In a few hours, the RBI’s Monetary Policy Committee (MPC) will announce its decision on key policy rates. Given the prevailing economic slowdown and persistently low inflation, the committee headed by RBI Governor Shaktikanta Das is expected to cut repo rate by 25 bps for the fourth straight time. Currently, the benchmark repo rate stands at 5.75 per cent, but interest rates continue to be elevated as banks are refusing to revise rates lower.
While a 25 bps rate cut has been widely anticipated, markets are anxiously waiting for the policy commentary to determine the RBI’s policy stance and future rate revisions for the fiscal year.
Arvind Chari, Head, Fixed Income & Alternatives, Quantum Advisors:
Today, we are staring at a stubbornly low inflation and an economy which is slowing and definitely growing below the reported numbers and well below the MPC’s own estimate of 7 per cent for FY 20. The MPC has space to cut rates further given its mandate of 4 per cent headline CPI inflation but having already cut the repo rate by 75 bps from 6.5 per cent to 5.75 per cent over the last 3 meetings, how much more can the RBI guide from here on.

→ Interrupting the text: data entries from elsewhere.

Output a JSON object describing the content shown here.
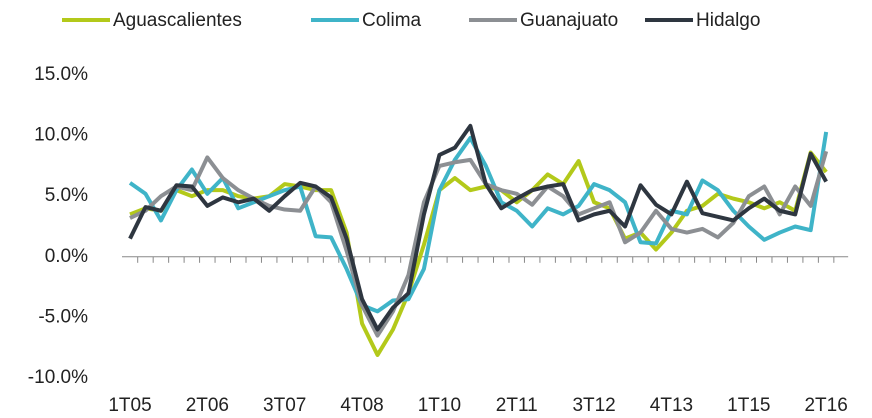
{
  "chart_data": {
    "type": "line",
    "categories": [
      "1T05",
      null,
      null,
      null,
      null,
      "2T06",
      null,
      null,
      null,
      null,
      "3T07",
      null,
      null,
      null,
      null,
      "4T08",
      null,
      null,
      null,
      null,
      "1T10",
      null,
      null,
      null,
      null,
      "2T11",
      null,
      null,
      null,
      null,
      "3T12",
      null,
      null,
      null,
      null,
      "4T13",
      null,
      null,
      null,
      null,
      "1T15",
      null,
      null,
      null,
      null,
      "2T16"
    ],
    "series": [
      {
        "name": "Aguascalientes",
        "color": "#b3c91a",
        "values": [
          3.5,
          4.0,
          3.8,
          5.5,
          5.0,
          5.5,
          5.5,
          5.0,
          4.8,
          5.0,
          6.0,
          5.8,
          5.5,
          5.5,
          2.0,
          -5.5,
          -8.1,
          -6.0,
          -3.0,
          1.0,
          5.5,
          6.5,
          5.5,
          5.8,
          5.5,
          4.5,
          5.5,
          6.8,
          6.0,
          7.9,
          4.5,
          4.0,
          1.5,
          2.0,
          0.6,
          2.0,
          3.8,
          4.2,
          5.2,
          4.8,
          4.5,
          4.0,
          4.5,
          3.8,
          8.6,
          7.0
        ]
      },
      {
        "name": "Colima",
        "color": "#3fb4c8",
        "values": [
          6.1,
          5.2,
          3.0,
          5.5,
          7.2,
          5.2,
          6.5,
          4.0,
          4.5,
          5.0,
          5.5,
          5.8,
          1.7,
          1.6,
          -1.0,
          -4.0,
          -4.5,
          -3.6,
          -3.5,
          -1.0,
          5.5,
          8.0,
          9.8,
          7.5,
          4.5,
          3.8,
          2.5,
          4.0,
          3.5,
          4.2,
          6.0,
          5.5,
          4.5,
          1.2,
          1.1,
          3.8,
          3.5,
          6.3,
          5.5,
          3.8,
          2.5,
          1.4,
          2.0,
          2.5,
          2.2,
          10.3
        ]
      },
      {
        "name": "Guanajuato",
        "color": "#8c8f93",
        "values": [
          3.2,
          3.8,
          5.0,
          5.8,
          5.5,
          8.2,
          6.5,
          5.5,
          4.8,
          4.2,
          3.9,
          3.8,
          5.8,
          4.5,
          0.5,
          -4.0,
          -6.5,
          -4.5,
          -1.5,
          4.5,
          7.5,
          7.8,
          8.0,
          6.0,
          5.5,
          5.2,
          4.3,
          5.8,
          5.0,
          3.5,
          4.0,
          4.5,
          1.2,
          2.0,
          3.8,
          2.3,
          2.0,
          2.3,
          1.6,
          2.8,
          5.0,
          5.8,
          3.5,
          5.8,
          4.2,
          8.7
        ]
      },
      {
        "name": "Hidalgo",
        "color": "#2e3640",
        "values": [
          1.5,
          4.1,
          3.8,
          5.9,
          5.8,
          4.2,
          4.9,
          4.5,
          4.8,
          3.8,
          5.0,
          6.1,
          5.8,
          4.9,
          1.5,
          -3.5,
          -6.0,
          -4.2,
          -3.0,
          3.5,
          8.4,
          9.0,
          10.8,
          6.0,
          4.0,
          4.8,
          5.5,
          5.8,
          6.0,
          3.0,
          3.5,
          3.8,
          2.5,
          5.9,
          4.3,
          3.5,
          6.2,
          3.6,
          3.3,
          3.0,
          4.0,
          4.8,
          3.8,
          3.5,
          8.5,
          6.2
        ]
      }
    ],
    "ylim": [
      -10,
      15
    ],
    "yticks": [
      {
        "value": -10,
        "label": "-10.0%"
      },
      {
        "value": -5,
        "label": "-5.0%"
      },
      {
        "value": 0,
        "label": "0.0%"
      },
      {
        "value": 5,
        "label": "5.0%"
      },
      {
        "value": 10,
        "label": "10.0%"
      },
      {
        "value": 15,
        "label": "15.0%"
      }
    ],
    "grid": false,
    "legend": "top"
  }
}
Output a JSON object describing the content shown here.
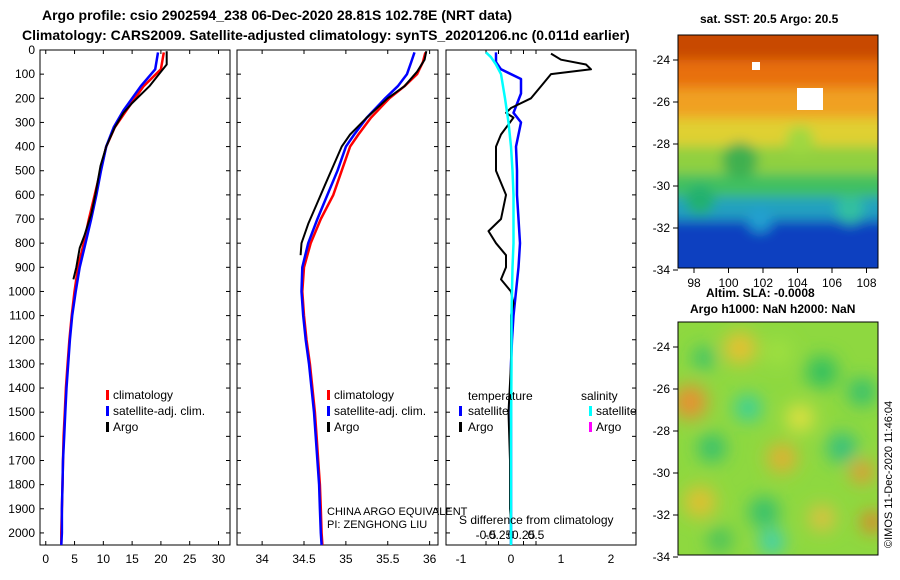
{
  "header": {
    "line1": "Argo profile: csio 2902594_238 06-Dec-2020 28.81S 102.78E (NRT data)",
    "line2": "Climatology: CARS2009. Satellite-adjusted climatology: synTS_20201206.nc (0.011d earlier)"
  },
  "depth_axis": {
    "ticks": [
      0,
      100,
      200,
      300,
      400,
      500,
      600,
      700,
      800,
      900,
      1000,
      1100,
      1200,
      1300,
      1400,
      1500,
      1600,
      1700,
      1800,
      1900,
      2000
    ],
    "ylim": [
      0,
      2050
    ]
  },
  "chart_data": [
    {
      "type": "line",
      "name": "temperature-profile",
      "xlabel": "",
      "ylabel": "depth",
      "xlim": [
        -1,
        32
      ],
      "xticks": [
        0,
        5,
        10,
        15,
        20,
        25,
        30
      ],
      "legend": {
        "items": [
          "climatology",
          "satellite-adj. clim.",
          "Argo"
        ],
        "placement": "bottom-right"
      },
      "series": [
        {
          "name": "climatology",
          "color": "#ff0000",
          "points": [
            [
              20.5,
              10
            ],
            [
              20,
              80
            ],
            [
              17,
              150
            ],
            [
              14,
              250
            ],
            [
              12,
              320
            ],
            [
              10.5,
              400
            ],
            [
              9.5,
              500
            ],
            [
              8.5,
              600
            ],
            [
              7.5,
              700
            ],
            [
              6.6,
              800
            ],
            [
              5.6,
              900
            ],
            [
              5,
              1000
            ],
            [
              4.5,
              1100
            ],
            [
              4.1,
              1200
            ],
            [
              3.8,
              1300
            ],
            [
              3.5,
              1400
            ],
            [
              3.3,
              1500
            ],
            [
              3.1,
              1600
            ],
            [
              3,
              1700
            ],
            [
              2.9,
              1800
            ],
            [
              2.8,
              1900
            ],
            [
              2.7,
              2000
            ],
            [
              2.7,
              2050
            ]
          ]
        },
        {
          "name": "satellite-adj. clim.",
          "color": "#0000ff",
          "points": [
            [
              19.5,
              10
            ],
            [
              19,
              80
            ],
            [
              16.5,
              150
            ],
            [
              13.5,
              250
            ],
            [
              11.8,
              320
            ],
            [
              10.5,
              400
            ],
            [
              9.6,
              500
            ],
            [
              8.8,
              600
            ],
            [
              7.9,
              700
            ],
            [
              6.9,
              800
            ],
            [
              5.9,
              900
            ],
            [
              5.2,
              1000
            ],
            [
              4.6,
              1100
            ],
            [
              4.2,
              1200
            ],
            [
              3.9,
              1300
            ],
            [
              3.6,
              1400
            ],
            [
              3.4,
              1500
            ],
            [
              3.2,
              1600
            ],
            [
              3,
              1700
            ],
            [
              2.9,
              1800
            ],
            [
              2.8,
              1900
            ],
            [
              2.8,
              2000
            ],
            [
              2.7,
              2050
            ]
          ]
        },
        {
          "name": "Argo",
          "color": "#000000",
          "points": [
            [
              21,
              5
            ],
            [
              21,
              60
            ],
            [
              20,
              90
            ],
            [
              18,
              150
            ],
            [
              15,
              220
            ],
            [
              13.5,
              260
            ],
            [
              12,
              320
            ],
            [
              10.5,
              400
            ],
            [
              9.5,
              480
            ],
            [
              8.6,
              600
            ],
            [
              7.9,
              680
            ],
            [
              6.7,
              770
            ],
            [
              5.9,
              820
            ],
            [
              5.3,
              900
            ],
            [
              4.8,
              950
            ]
          ]
        }
      ]
    },
    {
      "type": "line",
      "name": "salinity-profile",
      "xlabel": "",
      "ylabel": "depth",
      "xlim": [
        33.7,
        36.1
      ],
      "xticks": [
        34,
        34.5,
        35,
        35.5,
        36
      ],
      "legend": {
        "items": [
          "climatology",
          "satellite-adj. clim.",
          "Argo"
        ],
        "placement": "bottom-right"
      },
      "series": [
        {
          "name": "climatology",
          "color": "#ff0000",
          "points": [
            [
              35.95,
              10
            ],
            [
              35.92,
              50
            ],
            [
              35.85,
              100
            ],
            [
              35.7,
              150
            ],
            [
              35.52,
              200
            ],
            [
              35.3,
              280
            ],
            [
              35.15,
              350
            ],
            [
              35.05,
              400
            ],
            [
              34.95,
              500
            ],
            [
              34.85,
              600
            ],
            [
              34.7,
              700
            ],
            [
              34.58,
              800
            ],
            [
              34.5,
              900
            ],
            [
              34.48,
              1000
            ],
            [
              34.5,
              1100
            ],
            [
              34.53,
              1200
            ],
            [
              34.57,
              1300
            ],
            [
              34.6,
              1400
            ],
            [
              34.63,
              1500
            ],
            [
              34.65,
              1600
            ],
            [
              34.67,
              1700
            ],
            [
              34.69,
              1800
            ],
            [
              34.7,
              1900
            ],
            [
              34.71,
              2000
            ],
            [
              34.72,
              2050
            ]
          ]
        },
        {
          "name": "satellite-adj. clim.",
          "color": "#0000ff",
          "points": [
            [
              35.82,
              10
            ],
            [
              35.78,
              50
            ],
            [
              35.73,
              100
            ],
            [
              35.62,
              150
            ],
            [
              35.47,
              200
            ],
            [
              35.25,
              280
            ],
            [
              35.1,
              350
            ],
            [
              35,
              400
            ],
            [
              34.9,
              500
            ],
            [
              34.78,
              600
            ],
            [
              34.66,
              700
            ],
            [
              34.55,
              800
            ],
            [
              34.48,
              900
            ],
            [
              34.47,
              1000
            ],
            [
              34.49,
              1100
            ],
            [
              34.52,
              1200
            ],
            [
              34.56,
              1300
            ],
            [
              34.59,
              1400
            ],
            [
              34.62,
              1500
            ],
            [
              34.64,
              1600
            ],
            [
              34.66,
              1700
            ],
            [
              34.68,
              1800
            ],
            [
              34.69,
              1900
            ],
            [
              34.7,
              2000
            ],
            [
              34.71,
              2050
            ]
          ]
        },
        {
          "name": "Argo",
          "color": "#000000",
          "points": [
            [
              35.96,
              5
            ],
            [
              35.94,
              40
            ],
            [
              35.85,
              90
            ],
            [
              35.7,
              150
            ],
            [
              35.5,
              200
            ],
            [
              35.25,
              280
            ],
            [
              35.05,
              350
            ],
            [
              34.95,
              400
            ],
            [
              34.85,
              480
            ],
            [
              34.75,
              560
            ],
            [
              34.65,
              640
            ],
            [
              34.55,
              720
            ],
            [
              34.47,
              800
            ],
            [
              34.46,
              850
            ]
          ]
        }
      ]
    },
    {
      "type": "line",
      "name": "difference-profile",
      "xlabel": "S difference from climatology",
      "ylabel": "depth",
      "xlim": [
        -1.3,
        2.5
      ],
      "xticks": [
        -0.5,
        -0.25,
        0,
        0.25,
        0.5
      ],
      "secondary_xticks": [
        -1,
        0,
        1,
        2
      ],
      "legend": {
        "groups": [
          {
            "title": "temperature",
            "items": [
              "satellite",
              "Argo"
            ],
            "placement": "bottom-left"
          },
          {
            "title": "salinity",
            "items": [
              "satellite",
              "Argo"
            ],
            "placement": "bottom-right"
          }
        ]
      },
      "series": [
        {
          "name": "temperature satellite",
          "color": "#0000ff",
          "points": [
            [
              -0.3,
              10
            ],
            [
              -0.3,
              50
            ],
            [
              -0.2,
              80
            ],
            [
              0.2,
              120
            ],
            [
              0.2,
              180
            ],
            [
              0.05,
              260
            ],
            [
              0.2,
              300
            ],
            [
              0.1,
              400
            ],
            [
              0.12,
              500
            ],
            [
              0.12,
              600
            ],
            [
              0.15,
              700
            ],
            [
              0.18,
              800
            ],
            [
              0.15,
              900
            ],
            [
              0.1,
              1000
            ],
            [
              0.05,
              1100
            ],
            [
              0.02,
              1200
            ],
            [
              0,
              1300
            ],
            [
              0,
              2050
            ]
          ]
        },
        {
          "name": "temperature Argo",
          "color": "#000000",
          "points": [
            [
              0.8,
              15
            ],
            [
              1,
              40
            ],
            [
              1.5,
              60
            ],
            [
              1.6,
              80
            ],
            [
              0.8,
              100
            ],
            [
              0.6,
              150
            ],
            [
              0.4,
              200
            ],
            [
              0,
              240
            ],
            [
              -0.1,
              260
            ],
            [
              0.05,
              280
            ],
            [
              -0.2,
              350
            ],
            [
              -0.3,
              400
            ],
            [
              -0.3,
              500
            ],
            [
              -0.1,
              600
            ],
            [
              -0.2,
              700
            ],
            [
              -0.45,
              750
            ],
            [
              -0.3,
              800
            ],
            [
              -0.1,
              850
            ],
            [
              -0.1,
              900
            ],
            [
              -0.2,
              950
            ],
            [
              0,
              1000
            ],
            [
              0.05,
              1050
            ],
            [
              0,
              1100
            ],
            [
              0,
              1300
            ],
            [
              -0.05,
              1500
            ],
            [
              -0.02,
              1700
            ],
            [
              -0.02,
              1900
            ],
            [
              0,
              1950
            ]
          ]
        },
        {
          "name": "salinity satellite",
          "color": "#00ffff",
          "points": [
            [
              -0.5,
              10
            ],
            [
              -0.4,
              30
            ],
            [
              -0.3,
              60
            ],
            [
              -0.2,
              100
            ],
            [
              -0.12,
              200
            ],
            [
              -0.05,
              300
            ],
            [
              0,
              400
            ],
            [
              0.03,
              500
            ],
            [
              0.05,
              600
            ],
            [
              0.05,
              700
            ],
            [
              0.05,
              800
            ],
            [
              0.03,
              900
            ],
            [
              0.02,
              1000
            ],
            [
              0.01,
              1100
            ],
            [
              0.01,
              1300
            ],
            [
              0,
              1600
            ],
            [
              0,
              2050
            ]
          ]
        },
        {
          "name": "salinity Argo",
          "color": "#ff00ff",
          "points": []
        }
      ]
    }
  ],
  "panel_labels": {
    "temperature_legend": {
      "climatology": "climatology",
      "satellite": "satellite-adj. clim.",
      "argo": "Argo"
    },
    "salinity_legend": {
      "climatology": "climatology",
      "satellite": "satellite-adj. clim.",
      "argo": "Argo"
    },
    "diff_legend": {
      "temp_title": "temperature",
      "sal_title": "salinity",
      "satellite": "satellite",
      "argo": "Argo"
    },
    "attribution_line1": "CHINA ARGO EQUIVALENT",
    "attribution_line2": "PI: ZENGHONG LIU"
  },
  "sst_map": {
    "title": "sat. SST: 20.5 Argo: 20.5",
    "lat_ticks": [
      "-24",
      "-26",
      "-28",
      "-30",
      "-32",
      "-34"
    ],
    "lon_ticks": [
      "98",
      "100",
      "102",
      "104",
      "106",
      "108"
    ]
  },
  "sla_map": {
    "title_line1": "Altim. SLA: -0.0008",
    "title_line2": "Argo h1000: NaN h2000: NaN",
    "lat_ticks": [
      "-24",
      "-26",
      "-28",
      "-30",
      "-32",
      "-34"
    ]
  },
  "footer": {
    "credit": "©IMOS 11-Dec-2020 11:46:04"
  },
  "colors": {
    "climatology": "#ff0000",
    "satellite": "#0000ff",
    "argo": "#000000",
    "salinity_satellite": "#00ffff",
    "salinity_argo": "#ff00ff"
  }
}
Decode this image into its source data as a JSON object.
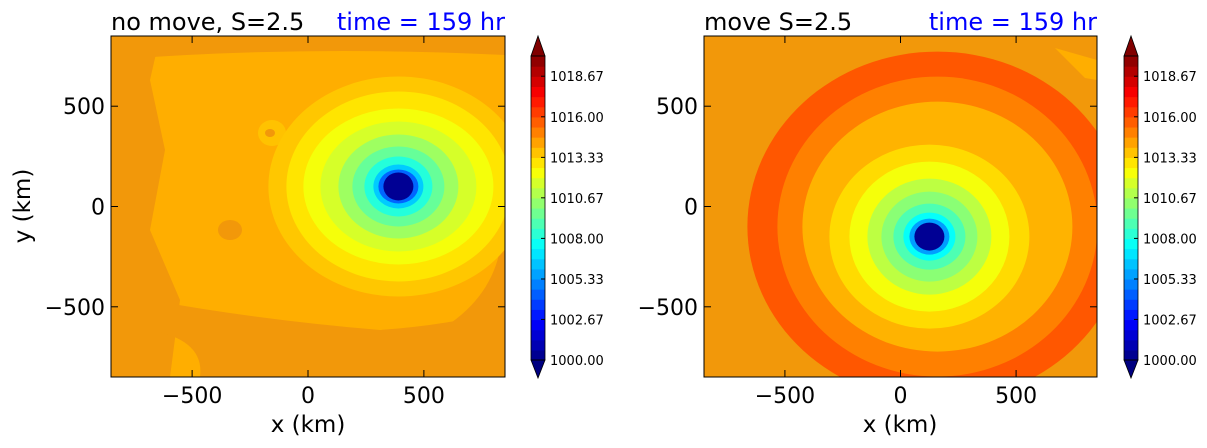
{
  "colors": {
    "background": "#f2980a",
    "contours": [
      "#00007f",
      "#0000c8",
      "#0019ff",
      "#0078ff",
      "#00d8ff",
      "#29ffce",
      "#7dff7a",
      "#ceff29",
      "#ffe500",
      "#ffc200",
      "#ffae00",
      "#ff9800"
    ]
  },
  "chart_data": [
    {
      "type": "heatmap",
      "title": "no move, S=2.5",
      "time_label": "time = 159 hr",
      "xlabel": "x (km)",
      "ylabel": "y (km)",
      "xlim": [
        -850,
        850
      ],
      "ylim": [
        -850,
        850
      ],
      "xticks": [
        "−500",
        "0",
        "500"
      ],
      "xtick_values": [
        -500,
        0,
        500
      ],
      "yticks": [
        "500",
        "0",
        "−500"
      ],
      "ytick_values": [
        500,
        0,
        -500
      ],
      "center_km": [
        390,
        100
      ],
      "center_value": 1000.0,
      "background_value": 1015.5
    },
    {
      "type": "heatmap",
      "title": "move S=2.5",
      "time_label": "time = 159 hr",
      "xlabel": "x (km)",
      "ylabel": "",
      "xlim": [
        -850,
        850
      ],
      "ylim": [
        -850,
        850
      ],
      "xticks": [
        "−500",
        "0",
        "500"
      ],
      "xtick_values": [
        -500,
        0,
        500
      ],
      "yticks": [
        "500",
        "0",
        "−500"
      ],
      "yticks_values": [
        500,
        0,
        -500
      ],
      "ytick_values": [
        500,
        0,
        -500
      ],
      "center_km": [
        125,
        -150
      ],
      "center_value": 1000.0,
      "background_value": 1015.5
    }
  ],
  "colorbar": {
    "min": 1000.0,
    "max": 1020.0,
    "levels": 30,
    "ticks": [
      "1018.67",
      "1016.00",
      "1013.33",
      "1010.67",
      "1008.00",
      "1005.33",
      "1002.67",
      "1000.00"
    ],
    "tick_values": [
      1018.67,
      1016.0,
      1013.33,
      1010.67,
      1008.0,
      1005.33,
      1002.67,
      1000.0
    ]
  }
}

Kunal Shah, CFA, Fund Manager - Debt, Kotak Mahindra Life Insurance:
MPC members will take note of the drop in core inflation to 4 per cent reflecting slowdown in demand. The realised headline inflation in first 3 months is at 3 per cent, exactly in line with RBIs projections. In the ideal case, MPC could consider a 25 bps rate cut to support economic activity, however a larger size (front loaded) cut could be considered to give a fillip to already weak investment sentiments. The front loading of accommodation will push for faster transmission of lending rates; the revival in demand will act as a pre-cursor to private investments...
Shanti Ekambaram, president (consumer banking), Kotak Mahindra Bank:
The central bank is likely to cut the repo rate by 25 bps. It will be important to study the policy narrative to get a direction of likely future action by the RBI, liquidity measures, any other structural changes etc. Suffice it to say that inflation will be the central theme balanced with the need to boost growth.
Shishir Baijal, MD & Chairman, Knight Frank India:
A policy rate cut is definitely required to ease liquidity in the economy, specific measures need to be taken for infusing liquidity in the real estate sector. Unlike the financial market, the impact of a rate cut on the housing market is realised with a time lag and is in fact statistically insignificant in case of expected rate cuts. Keeping this in mind, directed measures such as reducing risk exposure of financial institutions to the real estate sector, and granting infrastructure status to the real estate sector in letter and spirit that will increase credit access, need to be taken by the Central bank. Such a concerted and co-ordinated effort will certainly oil the stalled economic machinery.
Suyash Choudhary, Head – Fixed Income, IDFC AMC:
The MPC is already easing via all the three tools at its disposal: guidance, liquidity, and rates. Indeed, this is for the first in recent memory that all three are being used in synchronicity. In particular, the role of liquidity is often under-appreciated, especially in context of bringing down term spreads at the front end of the curve. With the current local and global backdrop, and with obvious constraints on fiscal policy, it is reasonable to expect the current easing cycle to prolong. At this juncture we are comfortable expecting another 75 bps of rate cuts in this cycle, alongside provisioning of adequate positive liquidity.